Chia Poh Ling*, Lim Chin Chin, Michael Tay Ming Kiong
2nd AFSN meeting, Brunei Darussalam, 1-3 Jun 2010 (poster presentation)
Objective: To present case studies of incidents in Singapore where common chemicals were used to make improvised explosives devices (IEDs). The ingredients used, effects of the explosions and reconstruction of the IEDs would be discussed.
Case 1: White smoke was seen emitting out of an abandoned shopping bag at the rear seat of a shopping bag. Remnants of a badly deformed and burnt bottle with a green plastic screw cap and 660 g of dark powdery material were recovered from the scene. The base of the bottle contained a colourless, acidic liquid which was found to be concentrated (37%) formalin. The powder was found to contain potassium permanganate and its products of reaction. Potassium permanganate and formalin react exothermically to produce formaldehyde, an irritant and lachrymatory gas.

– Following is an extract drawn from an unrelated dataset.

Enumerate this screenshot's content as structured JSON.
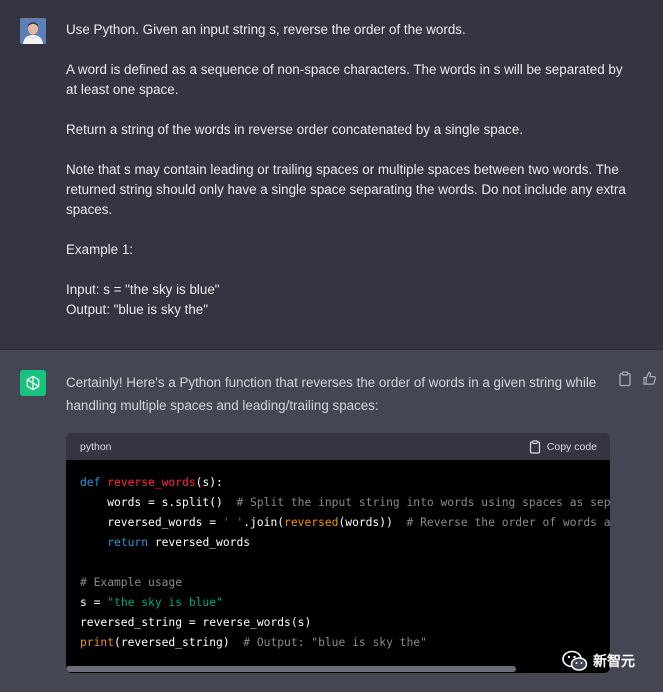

Case 2: A 500 ml plastic bottle containing coloured sand-like material exploded in the victim’s hand when he threw it out of the house. A partially burnt, distorted bottle, a bottle cap, some yellow powder and the victim’s clothing were recovered at the scene. The damages in the bottle suggested that it had undergone burning and exploded. The moist brownish black material inside the bottle was found to contain aluminium, glycerol and the reaction products of potassium permanganate. The yellow powder was found to be sulphur. Potassium permanganate reacts violently with glycerin when mixed and produces a dazzling flash with smoke and high temperatures.
Cases involving the use of sparkler materials
Numerous cases involving the use of sparkler and/or sparkler materials were encountered in Singapore. The different modes in which these materials were used to construct IEDs and the effects of the explosions related to these incidents will be discussed.